1,2,3 derken 4 hafta 1 ay olmuştu onsuz geçen kos koca 4 hafta kızımız ve ben güçlü durmam gerekti evet ama ben ömersiz nasıl yapardım? Yapamadım ama benim Ömer'in emaneti olan bir kızım vardı odasında o günden beri çıkmadı en zoruma gideni ise küs gitmesi idi bana ben küsmüştüm ama bunu tahmin etmemiştim, düşünmemiştim benim bir annem , babam yoktu abim yoktu ama o her şeyim idi benim her bir parçam idi geçmişin her parçasında o vardı yüzüğünü verdiler bana hastanede tutamadım ellerim titredi , alamadım cenazene sonradan gelebildim özür dilerim ama orada uyudum orada , senin ile birlikte idim bu mektubu ise diğer mektupların arasına koyacağım sen gideli tam 1 ay oldu sevgilim ...
Alçinin geçmişi geleceği kadar karanlıktı neler yaşamıştı, çok şey öğretmişti hayat ona oda şu an sevgilisinin yanına gidebilir di ama yapmadı kızı vardı Ömer'in en önemlisi ondan bir parçası vardı sadece onun için yaşardı
Alçin: Nil? ( Kapıyı tıklatır ) kızım bak hiç bir şey yemedin gel bak en sevdiğin çorbayı yaptım sana sonrada yine en sevdiğin havuçlu keki yaptım hem yanında limon suyunda var hadi kızım üzme anneni
Kısa bir süre sonra kapı açılmış Nil odadan çıkmıştı Alçin onu görünce acı bir tebessüm ederek elini tuttu ve mutfağa geçtiler . Nil yemek yerken alçin onu izleyip bir yandan ise Ömer'i düşünüyordu
Nil - anne babam bir daha gelmeyecek mi?
Alçin bu sorunun karşısında öylece kaldı. Nil haklıydı daha 7 yaşındaydı ölüm kelimesi ile karşılaşması ayrıca bunun babası üzerinden olması onun için ağır ve merak dolu olurdu
Alçin: annecim sen daha çok küçüksün bunları düşünmek için
Nil : anne lütfen cevap verir misin ?
Alçin: annecim baban ne kadar yanımızda olmasa bile o hep seni izleyecek hep senin ile gurur duyacak evet belki sarılmak biraz zor olucak ama o hep kalbimde olacak
Nil: anladım...
Alçin: üzülme annecim gel
Nil ağlayarak Alçinin yanına gitmişti alçin onu göğüsüne yaslayarak sarıldı saçlarını öpüp kokladı
Alçin: (göz yaşlarını silerek ) evet annecim hadi bakalım ilk elini yüzünü yıka sonra da televizyon izleyebilirsin
Evet maalesef Nil babasız kalmıştı alçin ise hayatındaki tek anlamı kaybetmişti peki ya Ömer, Ömer ne yapmıştı? Ama o öldü dediğinizi duyar gibiyim size kitabın en başında dediğim gibi bu bir savcının hikâyesi.
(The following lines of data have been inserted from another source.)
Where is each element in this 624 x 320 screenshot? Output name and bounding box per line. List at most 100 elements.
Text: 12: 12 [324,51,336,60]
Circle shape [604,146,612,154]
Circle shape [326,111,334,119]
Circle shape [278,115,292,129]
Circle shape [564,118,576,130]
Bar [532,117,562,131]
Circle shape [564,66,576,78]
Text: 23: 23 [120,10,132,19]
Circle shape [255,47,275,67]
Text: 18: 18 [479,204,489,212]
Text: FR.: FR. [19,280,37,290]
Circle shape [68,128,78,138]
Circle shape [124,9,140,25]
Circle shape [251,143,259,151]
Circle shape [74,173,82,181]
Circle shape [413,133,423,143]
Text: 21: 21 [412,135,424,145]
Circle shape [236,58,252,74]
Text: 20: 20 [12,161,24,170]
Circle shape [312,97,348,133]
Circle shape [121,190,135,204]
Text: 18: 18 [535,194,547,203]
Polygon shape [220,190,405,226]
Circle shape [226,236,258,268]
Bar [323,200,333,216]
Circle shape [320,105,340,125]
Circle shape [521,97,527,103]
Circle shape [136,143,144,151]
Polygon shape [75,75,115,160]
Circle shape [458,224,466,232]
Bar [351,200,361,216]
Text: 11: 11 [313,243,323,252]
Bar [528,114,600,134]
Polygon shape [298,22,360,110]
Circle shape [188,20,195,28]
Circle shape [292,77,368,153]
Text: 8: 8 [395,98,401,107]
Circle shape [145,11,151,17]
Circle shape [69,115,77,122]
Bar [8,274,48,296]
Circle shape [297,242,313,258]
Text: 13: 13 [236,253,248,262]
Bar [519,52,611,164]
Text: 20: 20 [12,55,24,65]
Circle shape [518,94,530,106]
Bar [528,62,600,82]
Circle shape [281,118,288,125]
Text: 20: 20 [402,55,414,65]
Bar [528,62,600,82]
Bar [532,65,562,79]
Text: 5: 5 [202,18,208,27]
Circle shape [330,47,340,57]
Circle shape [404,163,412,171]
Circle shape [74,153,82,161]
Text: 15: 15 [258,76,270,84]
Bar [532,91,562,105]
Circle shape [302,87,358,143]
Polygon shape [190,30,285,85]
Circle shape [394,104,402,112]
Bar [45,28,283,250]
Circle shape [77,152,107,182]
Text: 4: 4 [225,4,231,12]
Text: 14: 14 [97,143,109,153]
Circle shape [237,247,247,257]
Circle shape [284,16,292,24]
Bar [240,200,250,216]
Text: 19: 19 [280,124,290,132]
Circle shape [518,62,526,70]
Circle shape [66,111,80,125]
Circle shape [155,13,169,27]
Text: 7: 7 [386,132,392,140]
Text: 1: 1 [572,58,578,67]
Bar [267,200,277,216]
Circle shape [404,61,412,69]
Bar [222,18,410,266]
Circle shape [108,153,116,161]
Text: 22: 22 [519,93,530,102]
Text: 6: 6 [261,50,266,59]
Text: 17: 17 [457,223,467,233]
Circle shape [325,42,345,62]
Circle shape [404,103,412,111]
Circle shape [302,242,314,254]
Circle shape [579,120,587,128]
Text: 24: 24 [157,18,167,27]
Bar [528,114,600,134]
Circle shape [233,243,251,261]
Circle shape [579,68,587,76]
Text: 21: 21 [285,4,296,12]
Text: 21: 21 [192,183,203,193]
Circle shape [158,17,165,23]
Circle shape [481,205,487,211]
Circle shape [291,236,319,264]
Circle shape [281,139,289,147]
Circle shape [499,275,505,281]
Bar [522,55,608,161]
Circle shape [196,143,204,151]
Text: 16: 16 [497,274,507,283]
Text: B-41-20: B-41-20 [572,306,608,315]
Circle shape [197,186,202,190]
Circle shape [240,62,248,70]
Ömer: etraf, herşey çok bulanıktı başımda bir ağrı vardı hissediyordum ama bu çok acı veriyordu ağzım kurumuştu etrafta adamlar vardı . Görüyordum ama hepsi bulanıktı.
?: Sanırım uyanıyor
?!: Hemen büyük beyi çağırın
Bu konuşmaları çok netti ama hala biraz bulanık görüyordum
? : Demek uyandın ha " patavatsız bir gülümseme ile"
Onu çok net görebiliyordum , karşımda idi kocaman cüssesi , gözünün birinde bandana , elinde bastonu ve kabanı vardı saçları hafif kumrala kaçan, gözleri bir yılanın edasını taşıyan bir yeşil idi
Ömer: " zar zor dudaklarını aralayıp" ne istiyorsun arat ?
Arat: çık çık çık arat değil büyük bey demelisin ama yoksa kırılırım
Ömer: her ne bokumsa ne istiyorsun ellerimi neden kelepçeledin?